Some might notice contrast between the extremes of Israeli over-directness and American over-hold-it-in-ness. The right way, I think, is to say something, but with kindness. Frankly, It is as difficult to criticize with delicacy and tact as it is to hear criticism. God gave us lips and teeth: two obstacles to our loose unfiltered So think before reacting, before saying something mean or stupid. We humans are sensitive creatures; we sure can dish it out but we cannot take it. In fact, we will remember a mean word for a lifetime.

In the book of Zechariah, there’s a wonderful verse (8:19), הָאֱמֶת וְהַשָלוֹם אֱהָבוּ, which translates simply as “love honesty and peace”. Sounds simple. But the rabbis read more into it. In the gemara of Sanhedrin, it says, “Wherever there is total honesty, there is no peace. Where there is complete peace, there is lacking justice.” The difficult answer is a balance, a never-ending compromise between honesty & peace. Stop having the last word.

Put your spouse first.

This, too, sounds obvious, right? It’s not. After decades not being together, with one act under the חופה, the two of you became a married couple. Maybe not quite “you against the world”, but close.Diane likes to say that a loving marriage is not a 50–50 proposition, it’s really 90–90, meaning that maybe you cannot always be considerate of your spouse, 100% of the time… but close. It is not about one partner being smitten with the other more (that’s בּאָבּע מעשׂיות), it’s the two of you as equals in caring. Giving beats taking.However close you are today with your family and friends, your wife or husband now comes first, i.e. #1. Not your parents, grandparents, sisters, friends or even children, God willing, someday.
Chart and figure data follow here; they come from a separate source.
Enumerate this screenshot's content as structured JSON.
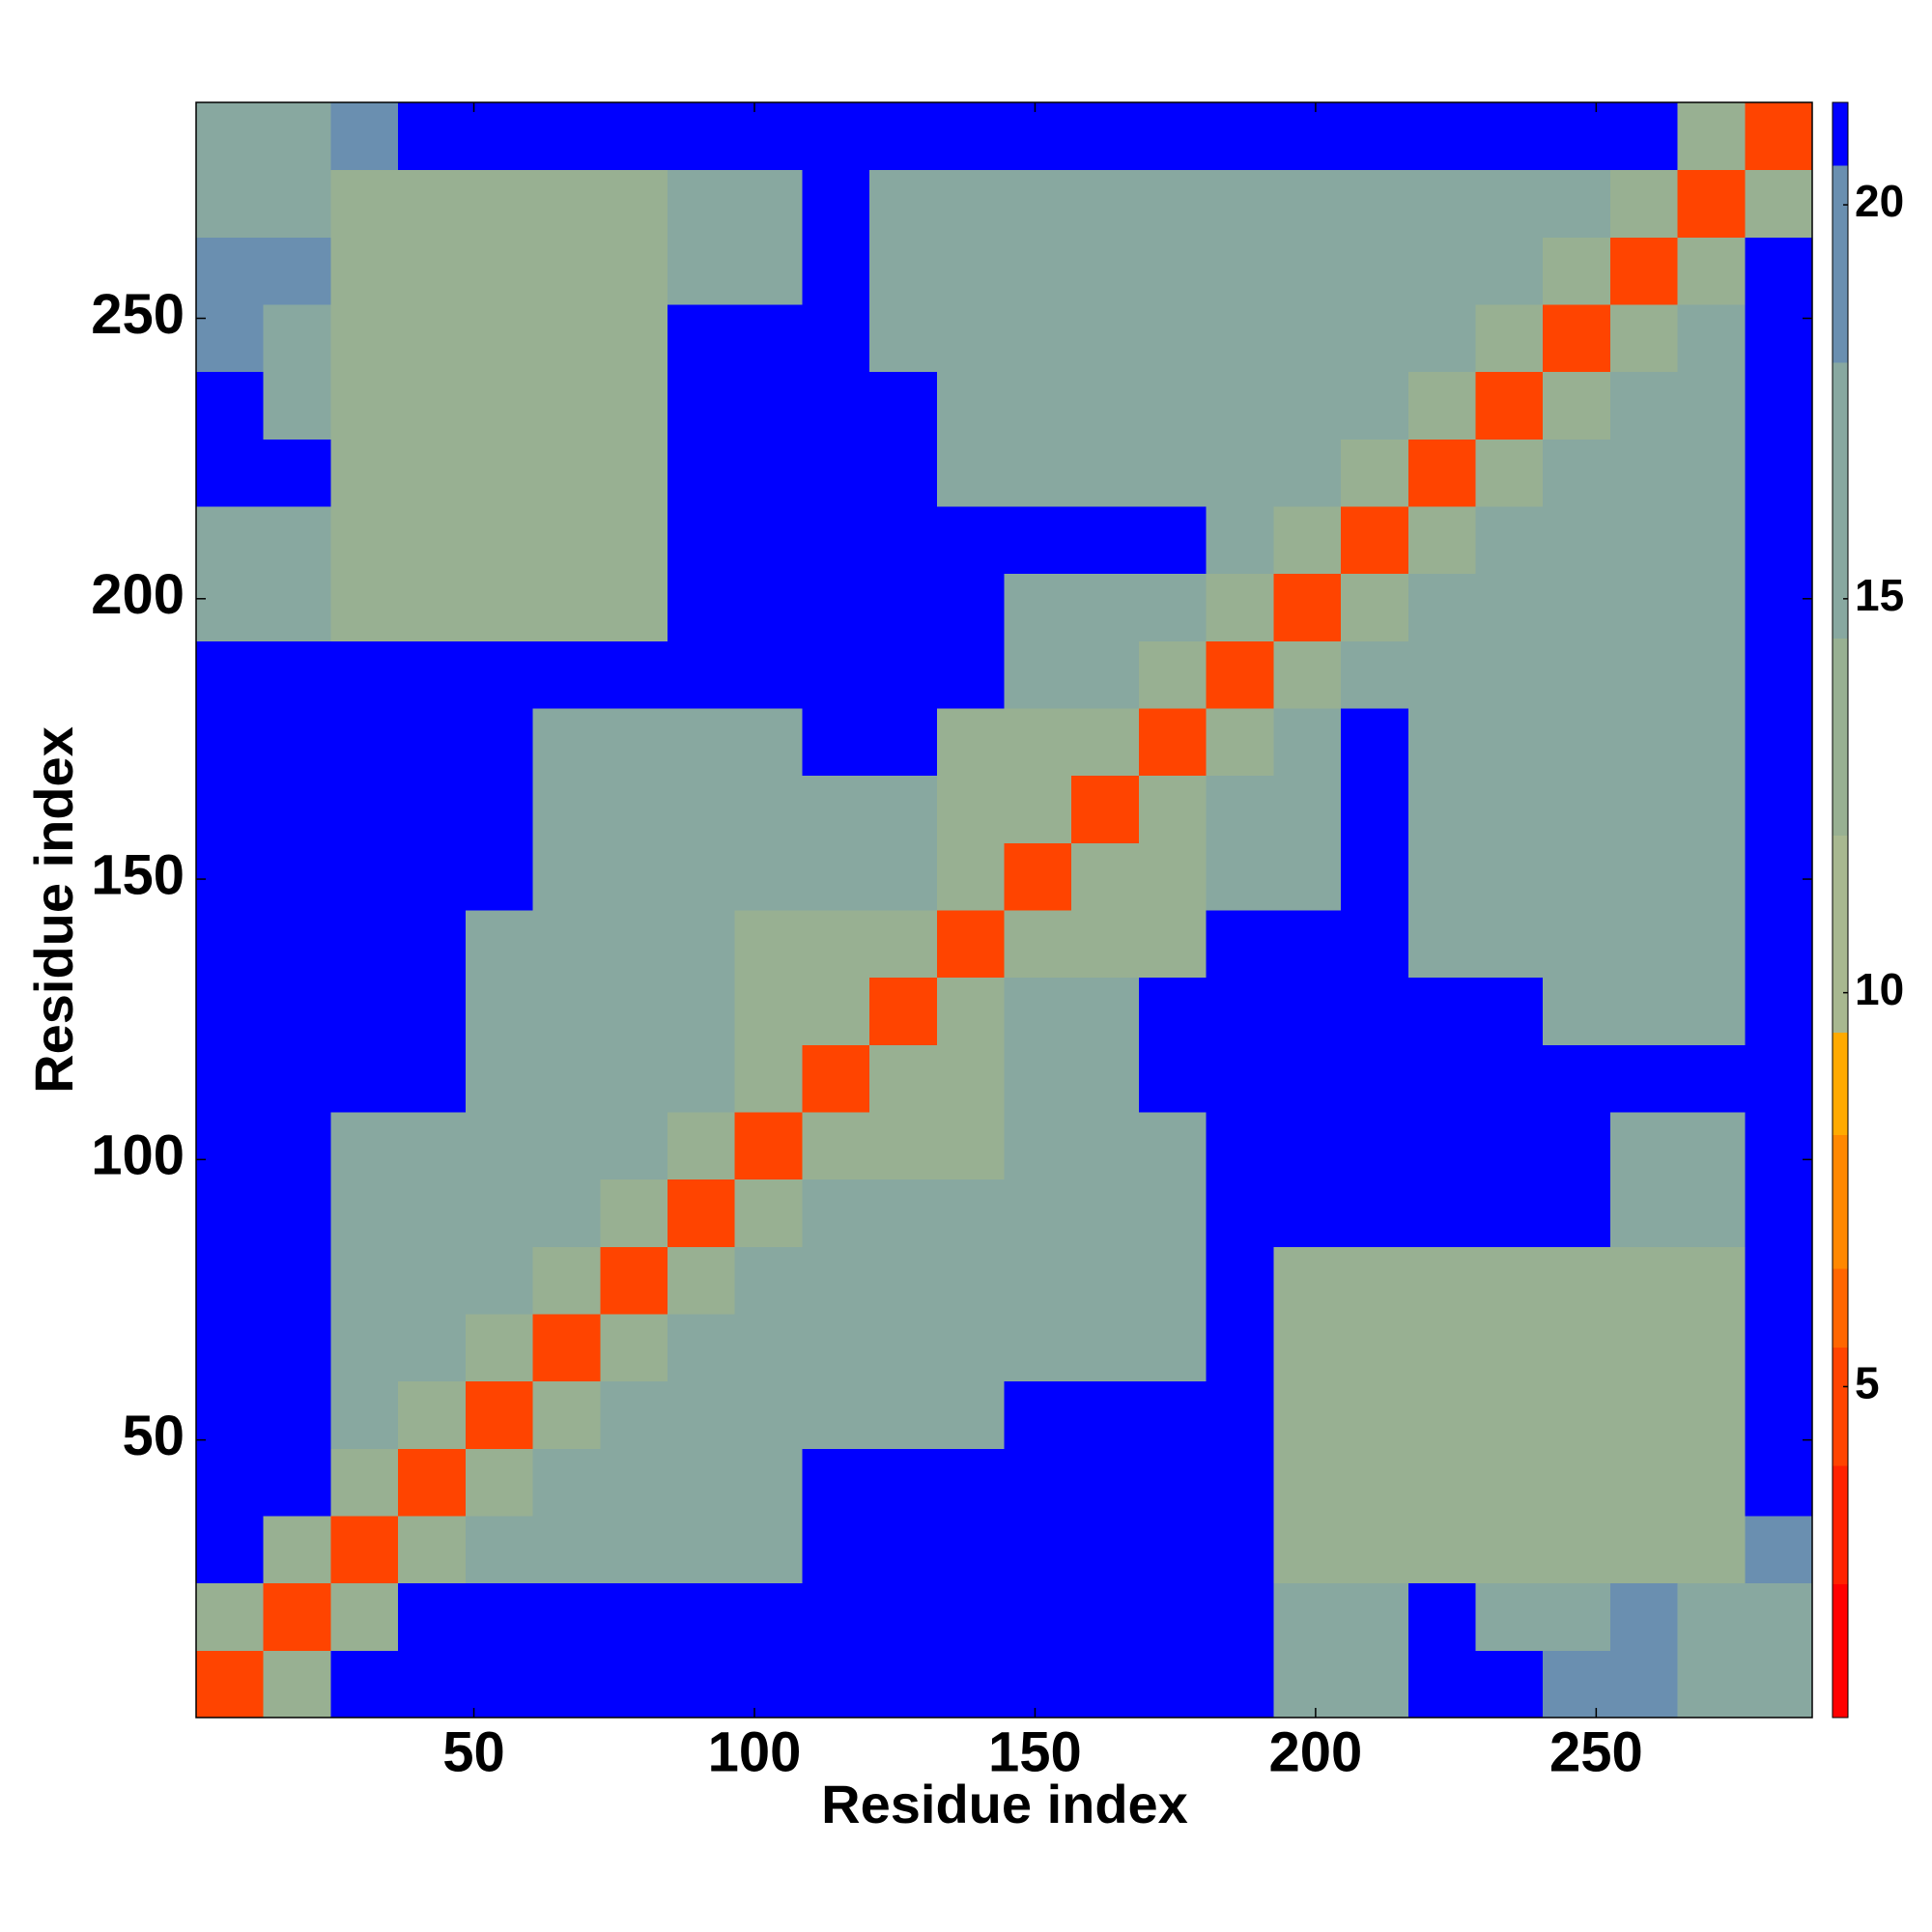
{
  "chart_data": {
    "type": "heatmap",
    "xlabel": "Residue index",
    "ylabel": "Residue index",
    "x": [
      6.5,
      18.5,
      30.5,
      42.5,
      54.5,
      66.5,
      78.5,
      90.5,
      102.5,
      114.5,
      126.5,
      138.5,
      150.5,
      162.5,
      174.5,
      186.5,
      198.5,
      210.5,
      222.5,
      234.5,
      246.5,
      258.5,
      270.5,
      282.5
    ],
    "y": [
      6.5,
      18.5,
      30.5,
      42.5,
      54.5,
      66.5,
      78.5,
      90.5,
      102.5,
      114.5,
      126.5,
      138.5,
      150.5,
      162.5,
      174.5,
      186.5,
      198.5,
      210.5,
      222.5,
      234.5,
      246.5,
      258.5,
      270.5,
      282.5
    ],
    "z": [
      [
        4,
        13,
        21,
        21,
        21,
        21,
        21,
        21,
        21,
        21,
        21,
        21,
        21,
        21,
        21,
        21,
        16,
        16,
        21,
        21,
        18,
        18,
        17,
        17
      ],
      [
        13,
        4,
        13,
        21,
        21,
        21,
        21,
        21,
        21,
        21,
        21,
        21,
        21,
        21,
        21,
        21,
        16,
        16,
        21,
        17,
        17,
        18,
        17,
        17
      ],
      [
        21,
        13,
        4,
        13,
        15,
        15,
        15,
        15,
        15,
        21,
        21,
        21,
        21,
        21,
        21,
        21,
        14,
        14,
        14,
        14,
        14,
        14,
        14,
        18
      ],
      [
        21,
        21,
        13,
        4,
        13,
        15,
        15,
        15,
        15,
        21,
        21,
        21,
        21,
        21,
        21,
        21,
        14,
        14,
        14,
        14,
        14,
        14,
        14,
        21
      ],
      [
        21,
        21,
        15,
        13,
        4,
        13,
        15,
        15,
        15,
        15,
        15,
        15,
        21,
        21,
        21,
        21,
        14,
        14,
        14,
        14,
        14,
        14,
        14,
        21
      ],
      [
        21,
        21,
        15,
        15,
        13,
        4,
        13,
        15,
        15,
        15,
        15,
        15,
        16,
        16,
        17,
        21,
        14,
        14,
        14,
        14,
        14,
        14,
        14,
        21
      ],
      [
        21,
        21,
        15,
        15,
        15,
        13,
        4,
        13,
        15,
        15,
        15,
        15,
        16,
        16,
        17,
        21,
        14,
        14,
        14,
        14,
        14,
        14,
        14,
        21
      ],
      [
        21,
        21,
        15,
        15,
        15,
        15,
        13,
        4,
        13,
        15,
        15,
        15,
        16,
        16,
        17,
        21,
        21,
        21,
        21,
        21,
        21,
        17,
        17,
        21
      ],
      [
        21,
        21,
        15,
        15,
        15,
        15,
        15,
        13,
        4,
        13,
        14,
        14,
        15,
        15,
        17,
        21,
        21,
        21,
        21,
        21,
        21,
        17,
        17,
        21
      ],
      [
        21,
        21,
        21,
        21,
        15,
        15,
        15,
        15,
        13,
        4,
        13,
        14,
        15,
        15,
        21,
        21,
        21,
        21,
        21,
        21,
        21,
        21,
        21,
        21
      ],
      [
        21,
        21,
        21,
        21,
        15,
        15,
        15,
        15,
        14,
        13,
        4,
        13,
        15,
        15,
        21,
        21,
        21,
        21,
        21,
        21,
        17,
        17,
        17,
        21
      ],
      [
        21,
        21,
        21,
        21,
        15,
        15,
        15,
        15,
        14,
        14,
        13,
        4,
        13,
        14,
        14,
        21,
        21,
        21,
        16,
        16,
        16,
        16,
        16,
        21
      ],
      [
        21,
        21,
        21,
        21,
        21,
        16,
        16,
        16,
        15,
        15,
        15,
        13,
        4,
        13,
        14,
        15,
        15,
        21,
        16,
        16,
        16,
        16,
        16,
        21
      ],
      [
        21,
        21,
        21,
        21,
        21,
        16,
        16,
        16,
        15,
        15,
        15,
        14,
        13,
        4,
        13,
        15,
        15,
        21,
        16,
        16,
        16,
        16,
        16,
        21
      ],
      [
        21,
        21,
        21,
        21,
        21,
        17,
        17,
        17,
        17,
        21,
        21,
        14,
        14,
        13,
        4,
        13,
        15,
        21,
        16,
        16,
        16,
        16,
        16,
        21
      ],
      [
        21,
        21,
        21,
        21,
        21,
        21,
        21,
        21,
        21,
        21,
        21,
        21,
        15,
        15,
        13,
        4,
        13,
        15,
        15,
        15,
        15,
        15,
        15,
        21
      ],
      [
        16,
        16,
        14,
        14,
        14,
        14,
        14,
        21,
        21,
        21,
        21,
        21,
        15,
        15,
        15,
        13,
        4,
        13,
        15,
        15,
        15,
        15,
        15,
        21
      ],
      [
        16,
        16,
        14,
        14,
        14,
        14,
        14,
        21,
        21,
        21,
        21,
        21,
        21,
        21,
        21,
        15,
        13,
        4,
        13,
        15,
        15,
        15,
        15,
        21
      ],
      [
        21,
        21,
        14,
        14,
        14,
        14,
        14,
        21,
        21,
        21,
        21,
        16,
        16,
        16,
        16,
        15,
        15,
        13,
        4,
        13,
        15,
        15,
        15,
        21
      ],
      [
        21,
        17,
        14,
        14,
        14,
        14,
        14,
        21,
        21,
        21,
        21,
        16,
        16,
        16,
        16,
        15,
        15,
        15,
        13,
        4,
        13,
        15,
        15,
        21
      ],
      [
        18,
        17,
        14,
        14,
        14,
        14,
        14,
        21,
        21,
        21,
        17,
        16,
        16,
        16,
        16,
        15,
        15,
        15,
        15,
        13,
        4,
        13,
        15,
        21
      ],
      [
        18,
        18,
        14,
        14,
        14,
        14,
        14,
        17,
        17,
        21,
        17,
        16,
        16,
        16,
        16,
        15,
        15,
        15,
        15,
        15,
        13,
        4,
        13,
        21
      ],
      [
        17,
        17,
        14,
        14,
        14,
        14,
        14,
        17,
        17,
        21,
        17,
        16,
        16,
        16,
        16,
        15,
        15,
        15,
        15,
        15,
        15,
        13,
        4,
        13
      ],
      [
        17,
        17,
        18,
        21,
        21,
        21,
        21,
        21,
        21,
        21,
        21,
        21,
        21,
        21,
        21,
        21,
        21,
        21,
        21,
        21,
        21,
        21,
        13,
        4
      ]
    ],
    "xlim": [
      0.5,
      288.5
    ],
    "ylim": [
      0.5,
      288.5
    ],
    "xticks": [
      50,
      100,
      150,
      200,
      250
    ],
    "yticks": [
      50,
      100,
      150,
      200,
      250
    ],
    "zlim": [
      0.8,
      21.3
    ],
    "zticks": [
      5,
      10,
      15,
      20
    ],
    "colorscale": [
      [
        0.8,
        "#ff0000"
      ],
      [
        2.5,
        "#ff2200"
      ],
      [
        4,
        "#ff4400"
      ],
      [
        5.5,
        "#ff6600"
      ],
      [
        6.5,
        "#ff8800"
      ],
      [
        8.2,
        "#ffaa00"
      ],
      [
        9.5,
        "#a8b890"
      ],
      [
        12,
        "#98b092"
      ],
      [
        14.5,
        "#88a8a0"
      ],
      [
        18,
        "#6a8fb0"
      ],
      [
        20.5,
        "#0000ff"
      ]
    ]
  }
}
No. Your partner from here on must be your #1 concern. Period.

So there you have it: three not-so-easy rules for a happy marriage:

  • WYSIWYG: What You See is What You Get
  • Speak up AND hold your tongue. Never harshness, all kindness.
  • Your partner comes first. Period.

So there you have it. We all wish you the blessings of health and naches that life has to offer, with warmth and love. Mazal tov!